Although his Zirid dynasty was overthrown by Roger II of Sicily in 1148, the Zirids had lost control of Algiers to their cousins the Hammadids in 1014. The city was wrested from the Hammadids by the Almohads in 1159, in the 13th century came under the dominion of the Ziyanid sultans of Tlemcen. Nominally part of the sultanate of Tlemcen, Algiers had a large measure of independence under amirs of its own due to Oran being the chief seaport of the Ziyanids; the Peñón of Algiers, an islet in front of Algiers harbour had been occupied by the Spaniards as early as 1302. Thereafter, a considerable amount of trade began to flow between Spain. However, Algiers continued to be of comparatively little importance until after the expulsion of the Moors from Spain, many of whom sought asylum in the city. In 1510, following their occupation of Oran and other towns on the coast of Africa, the Spaniards fortified the islet of Peñon and imposed a levy intended to suppress corsair activity. In 1516, the amir of Algiers, Selim b.
Teumi, invited the corsair brothers Aruj and Hayreddin Barbarossa to expel the Spaniards. Aruj came to Algiers, ordered the assassination of Selim, seized the town and ousted the Spanish in the Capture of Algiers.

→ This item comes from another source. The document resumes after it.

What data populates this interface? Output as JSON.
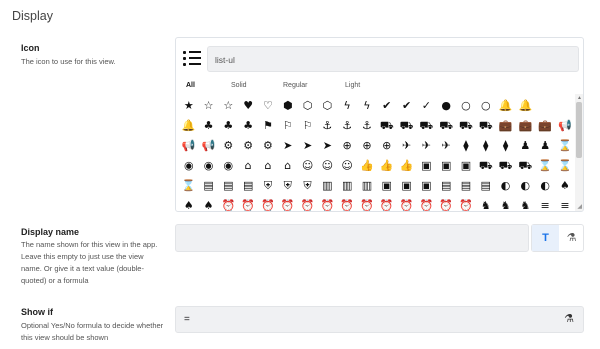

Hayreddin, succeeding Aruj after the latter was killed in battle against the Spaniards in the Fall of Tlemcen, was the founder of the pashaluk, which subsequently became the beylik, of Algeria. Barbarossa lost Algiers in 1524 but regained it with the Capture of Algiers, formally invited the Sultan Suleiman the Magnificent to accept sovereignty over the territory and to annex Algiers to the Ottoman Empire. Algiers from this time became the chief seat of the Barbary pirates. In October 1541 in the Algiers expedition, the King of Spain and Holy Roman Emperor Charles V sought to capture the city, but a storm destroyed a great number of his ships, his army of some 30,000, chiefly made up of Spaniards, was defeated by the Algerians under their Pasha, Hassan. Formally part of the Ottoman Empire but free from Ottoman control, starting in the 16th century Algiers turned to piracy and ransoming.
Due to its location on the periphery of both the Ottoman and European economic spheres, depending for its existence on a Mediterranean, controlled by European shipping, backed by European navies, piracy became the primary economic activity. Repeated attempts were made by various nations to subdue the pirates that disturbed shipping in the western Mediterranean and engaged in slave raids as far north as Iceland; the United States fought two wars over Algiers' attacks on shipping. Among the notable people held for ransom was the future Spanish novelist Miguel de Cervantes, captive in Algiers five years, who wrote two plays set in Algiers of the period; the primary source for knowledge of Algiers of this period, since there are no contemporary local sources, is the Topografía e historia general de Argel, published by Diego de Haedo, but whose authorship is disputed. This work describes in detail the city, the behavior of its inhabitants, its military defenses, with the unsuccessful hope of facilitating an attack by Spain so as to end the piracy.